One serious violation involves fall hazards when workers ascend the upper-platform work area in two separate plant locations, according to OSHA. The company failed to provide fixed stairs to reach the work areas. An OSHA violation is serious if death or serious physical harm could result from a hazard an employer knew or should have known existed.
The citations against Tyson can be viewed at http://www.osha.gov/ooc/citations/TysonFoodsInc_913161_1213_13.pdf
Tyson Foods issued a statement through spokesman Worth Sparkman in response to the OSHA investigation.

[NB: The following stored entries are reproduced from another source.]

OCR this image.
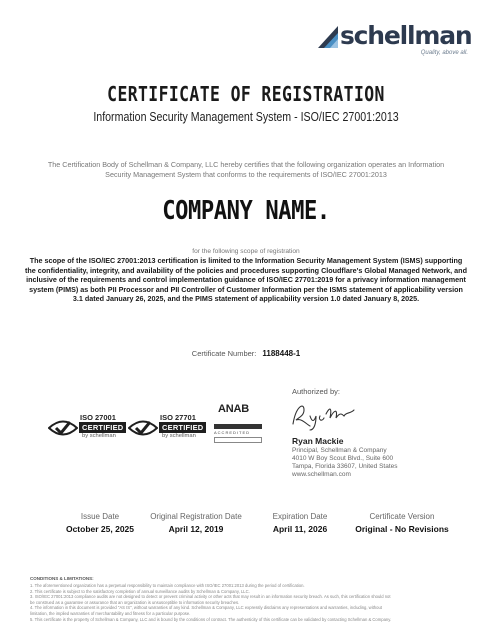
schellman
Quality, above all.
CERTIFICATE OF REGISTRATION
Information Security Management System - ISO/IEC 27001:2013
The Certification Body of Schellman & Company, LLC hereby certifies that the following organization operates an Information Security Management System that conforms to the requirements of ISO/IEC 27001:2013
COMPANY NAME.
for the following scope of registration
The scope of the ISO/IEC 27001:2013 certification is limited to the Information Security Management System (ISMS) supporting the confidentiality, integrity, and availability of the policies and procedures supporting Cloudflare's Global Managed Network, and inclusive of the requirements and control implementation guidance of ISO/IEC 27701:2019 for a privacy information management system (PIMS) as both PII Processor and PII Controller of Customer Information per the ISMS statement of applicability version 3.1 dated January 26, 2025, and the PIMS statement of applicability version 1.0 dated January 8, 2025.
Certificate Number: 1188448-1
ISO 27001
CERTIFIED
by schellman
ISO 27701
CERTIFIED
by schellman
ANAB
ACCREDITED
Authorized by:
Ryan Mackie
Principal, Schellman & Company
4010 W Boy Scout Blvd., Suite 600
Tampa, Florida 33607, United States
www.schellman.com
Issue Date
October 25, 2025
Original Registration Date
April 12, 2019
Expiration Date
April 11, 2026
Certificate Version
Original - No Revisions
CONDITIONS & LIMITATIONS:
1. The aforementioned organization has a perpetual responsibility to maintain compliance with ISO/IEC 27001:2013 during the period of certification.
2. This certificate is subject to the satisfactory completion of annual surveillance audits by Schellman & Company, LLC.
3. ISO/IEC 27001:2013 compliance audits are not designed to detect or prevent criminal activity or other acts that may result in an information security breach. As such, this certification should not
be construed as a guarantee or assurance that an organization is unsusceptible to information security breaches.
4. The information in this document is provided "AS IS", without warranties of any kind. Schellman & Company, LLC expressly disclaims any representations and warranties, including, without
limitation, the implied warranties of merchantability and fitness for a particular purpose.
5. This certificate is the property of Schellman & Company, LLC and is bound by the conditions of contract. The authenticity of this certificate can be validated by contacting Schellman & Company.
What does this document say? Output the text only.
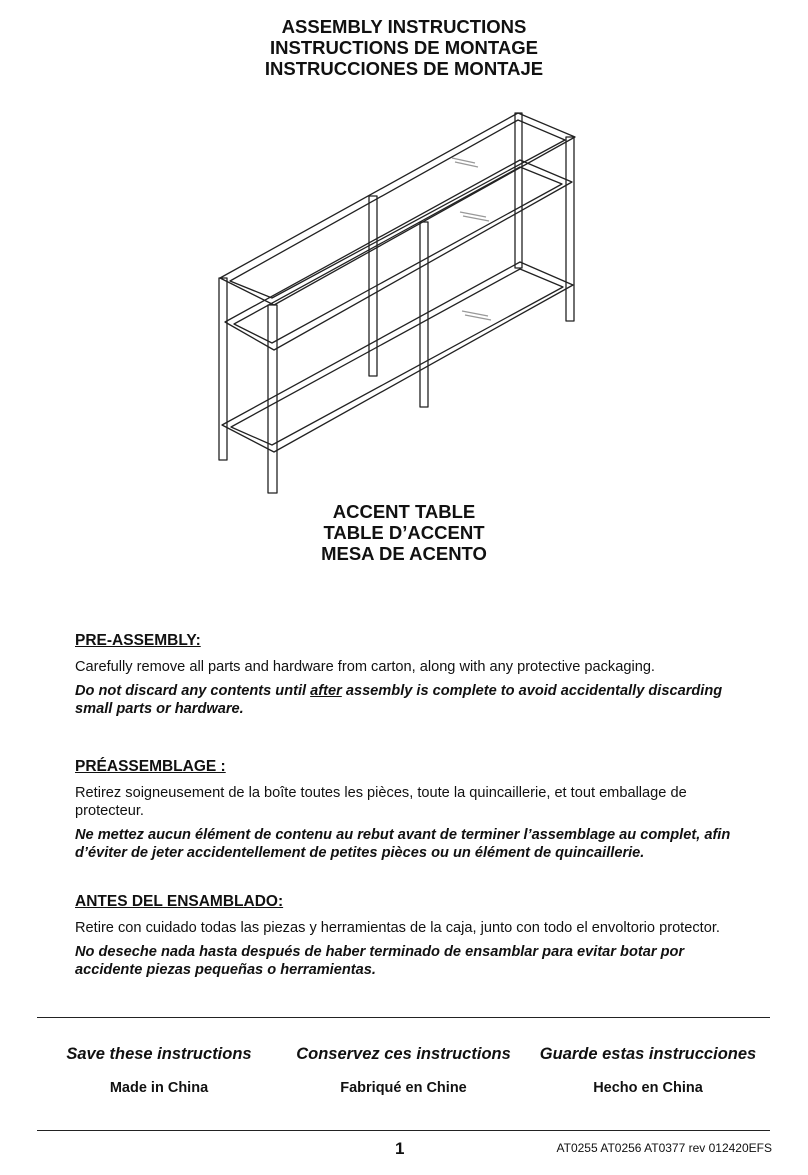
ASSEMBLY INSTRUCTIONS
INSTRUCTIONS DE MONTAGE
INSTRUCCIONES DE MONTAJE
ACCENT TABLE
TABLE D’ACCENT
MESA DE ACENTO
PRE-ASSEMBLY:

Carefully remove all parts and hardware from carton, along with any protective packaging.

Do not discard any contents until after assembly is complete to avoid accidentally discarding small parts or hardware.

PRÉASSEMBLAGE :

Retirez soigneusement de la boîte toutes les pièces, toute la quincaillerie, et tout emballage de protecteur.

Ne mettez aucun élément de contenu au rebut avant de terminer l’assemblage au complet, afin d’éviter de jeter accidentellement de petites pièces ou un élément de quincaillerie.

ANTES DEL ENSAMBLADO:

Retire con cuidado todas las piezas y herramientas de la caja, junto con todo el envoltorio protector.

No deseche nada hasta después de haber terminado de ensamblar para evitar botar por accidente piezas pequeñas o herramientas.

Save these instructions	Conservez ces instructions	Guarde estas instrucciones
Made in China	Fabriqué en Chine	Hecho en China
1	AT0255 AT0256 AT0377 rev 012420EFS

“Workplace safety is very important to everyone at our company,” the e-mail statement said. “We expect our employees to perform to the highest safety and health standards across Tyson Foods operations at all times. Our efforts include safety policies and training, and the involvement of workers in our safety committees. We’re reviewing the citations and will work cooperatively with OSHA to resolve these concerns.”
Tyson has been placed in OSHA’s Severe Violator Enforcement Program, which mandates targeted follow-up inspections to ensure compliance with the law. The program focuses on employers that endanger workers by committing willful, repeat or failure-to-abate violations. Under the program, OSHA may inspect any of the employer’s facilities if it has reasonable grounds to believe there are similar violations.
Tyson’s Hutchinson plant has been inspected by OSHA five times in the past 10 years, resulting in seven violations.